In recent years, statin therapies have determined a significant reduction in cardiovascular events; however, there remains a residual risk in certain population groups, including statin-intolerant patients and patients at high cardiovascular risk in whom reduction of LDL cholesterol is not observed despite high-dose statin treatment. ‘In terms of clinical-therapeutic implications, the IMPROVE-IT study provided significant evidence in favour of use of combined treatment with high-efficacy statins and ezetimibe as the initial therapeutic approach in a vast category of patients presenting with acute coronary syndrome; that is, in all patents for whom a reduction in LDL cholesterol levels by more than 50% is required, in patients with chronic renal insufficiency and/or with diabetes,’ explains Alberico Catapano, President of the European Atherosclerosis Society, Professor of Pharmacology at the University of Milan and Symposium Chairman. ‘Patients treated with the association of statins and ezetimibe showed a reduction in LDL cholesterol levels of 24% with respect to patients treated with simvastatin alone. Additionally, the risk of myocardial infarction and ischemic stroke was also shown to have been considerably reduced.’

Another group that is difficult to treat are patients with familial hypercholesterolemia, a genetic dyslipidemia characterised by markedly high LDL-cholesterol levels and early-onset cardiovascular disease.

Children with one parent suffering from familial hypercholesterolemia have a 50% chance of being born with the same condition. The genetic mutation affects coding for the LDL receptor proteins, for which reason the liver is not able to metabolise or remove excess LDL and eliminate it from the body; this in turn determines high cholesterol levels from birth. Familial hypercholesterolemia is the world’s most common genetic condition, affecting one in every 200-250 people – yet less than 1% is diagnosed.

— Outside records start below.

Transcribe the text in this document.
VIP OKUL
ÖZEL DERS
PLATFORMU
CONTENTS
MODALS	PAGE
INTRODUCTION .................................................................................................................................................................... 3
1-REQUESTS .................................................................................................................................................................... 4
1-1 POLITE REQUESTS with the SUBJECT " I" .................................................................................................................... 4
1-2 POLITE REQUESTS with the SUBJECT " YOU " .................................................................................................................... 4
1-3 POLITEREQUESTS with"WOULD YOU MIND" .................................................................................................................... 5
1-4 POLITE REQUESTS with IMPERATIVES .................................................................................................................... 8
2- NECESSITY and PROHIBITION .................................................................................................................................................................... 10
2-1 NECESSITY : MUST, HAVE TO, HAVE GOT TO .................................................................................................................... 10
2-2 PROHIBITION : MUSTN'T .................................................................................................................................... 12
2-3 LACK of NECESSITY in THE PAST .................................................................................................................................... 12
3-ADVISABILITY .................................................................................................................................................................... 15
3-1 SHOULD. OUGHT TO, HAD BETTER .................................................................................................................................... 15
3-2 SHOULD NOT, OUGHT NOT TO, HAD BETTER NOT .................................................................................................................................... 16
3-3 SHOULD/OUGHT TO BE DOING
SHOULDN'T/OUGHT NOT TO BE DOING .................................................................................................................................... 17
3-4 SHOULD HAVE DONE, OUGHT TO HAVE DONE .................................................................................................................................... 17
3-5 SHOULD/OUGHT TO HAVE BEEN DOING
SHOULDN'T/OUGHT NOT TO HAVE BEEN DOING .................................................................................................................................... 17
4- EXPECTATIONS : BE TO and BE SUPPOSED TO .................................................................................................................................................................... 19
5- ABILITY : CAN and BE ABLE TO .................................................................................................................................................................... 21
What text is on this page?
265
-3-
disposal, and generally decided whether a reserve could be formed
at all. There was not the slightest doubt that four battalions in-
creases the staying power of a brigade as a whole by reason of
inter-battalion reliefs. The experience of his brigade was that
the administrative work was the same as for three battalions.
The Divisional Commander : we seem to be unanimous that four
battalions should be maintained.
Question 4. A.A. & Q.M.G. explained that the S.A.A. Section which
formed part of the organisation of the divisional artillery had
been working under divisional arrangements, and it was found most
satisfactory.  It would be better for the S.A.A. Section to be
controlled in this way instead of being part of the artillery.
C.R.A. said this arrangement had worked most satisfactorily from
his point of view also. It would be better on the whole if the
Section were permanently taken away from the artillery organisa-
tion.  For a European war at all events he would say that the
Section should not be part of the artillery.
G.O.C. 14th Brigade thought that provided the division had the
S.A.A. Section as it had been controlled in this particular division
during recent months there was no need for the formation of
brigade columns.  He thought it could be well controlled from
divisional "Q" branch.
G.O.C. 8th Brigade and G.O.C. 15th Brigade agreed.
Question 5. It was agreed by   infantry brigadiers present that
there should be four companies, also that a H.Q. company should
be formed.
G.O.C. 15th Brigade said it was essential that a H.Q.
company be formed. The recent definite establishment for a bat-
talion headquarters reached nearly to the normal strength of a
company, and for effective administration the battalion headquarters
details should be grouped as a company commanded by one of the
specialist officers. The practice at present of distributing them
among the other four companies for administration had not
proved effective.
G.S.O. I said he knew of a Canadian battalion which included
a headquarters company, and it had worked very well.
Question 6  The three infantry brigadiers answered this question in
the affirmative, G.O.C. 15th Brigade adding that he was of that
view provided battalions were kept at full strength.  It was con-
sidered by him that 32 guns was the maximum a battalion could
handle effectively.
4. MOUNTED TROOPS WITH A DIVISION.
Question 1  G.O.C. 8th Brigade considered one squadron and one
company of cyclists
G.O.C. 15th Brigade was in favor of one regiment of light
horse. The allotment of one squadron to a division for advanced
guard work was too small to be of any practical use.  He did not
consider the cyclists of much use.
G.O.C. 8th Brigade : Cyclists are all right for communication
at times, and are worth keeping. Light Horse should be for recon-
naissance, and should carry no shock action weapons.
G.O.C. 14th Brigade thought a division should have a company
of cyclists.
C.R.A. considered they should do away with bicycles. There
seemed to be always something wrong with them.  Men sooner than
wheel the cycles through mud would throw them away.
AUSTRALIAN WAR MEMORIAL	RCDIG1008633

‘Reduction of cholesterol levels is extremely important for limiting the cardiovascular risk, yet only half of patients with familial hypercholesterolemia is treated with statins, in part perhaps because low-potency statins are inadequate for 95% of these patients, who, instead, can benefit from combination treatment with high-potency statins and ezetimibe, which can lower LDL cholesterol levels by 60-70%. But even with this treatment regime, only 1 patient in four obtains a reduction of LDL cholesterol to a level below 100 mg/Dl. Furthermore, a percentage of patients (between 7 and 29 per 100, depending on the study) is statin-intolerant and abandons treatment due to its side-effects,’ Catapano continues.

A correct diagnostic approach to these conditions, as widespread as they are under-diagnosed, calls for an accurate clinical and anamnestic assessment and monitoring of cholesterol levels over time. It is essential that an accurate family medical history be taken, including reporting of cardiovascular events in first-degree lineal relatives, with assessment of the age of onset, and a thorough objective examination including identification of the physical signs (if any) characteristic of the various forms of dyslipidemia (such as xanthomas, xantelasmas, arcus senilis). Only early diagnosis can permit adequate treatment and an improvement in these patients’ prognoses.

‘The strategies for treating hypercholesterolemia are currently quite limited, since the common lipid-lowering agents used in clinical practice (such as the statins, ezetimibe, bile acid sequestrants and nicotinic acid) have been shown to be by and large ineffective for achieving the treatment goals, above all in the homozygous forms,’ Catapano adds. Among the lipid-lowering agents, the anti-PCSK9 monoclonal antibodies are emerging as innovative and efficacious, even in groups of patients resistant to standard treatments. Good results have been obtained with bi-weekly or monthly administration, at various doses and in various types of patients, including those with familial heterozygous hypercholesterolemia, patients who do not respond to or are intolerant of statins and patients in whom adequate control cannot be achieved despite maximal tolerated cholesterol-lowering therapy. When used in conjunction with statins and ezetimibe, the anti-PCSK9 antibodies have been shown to have an additive effect that can lower LDL cholesterol by significantly more than 70%.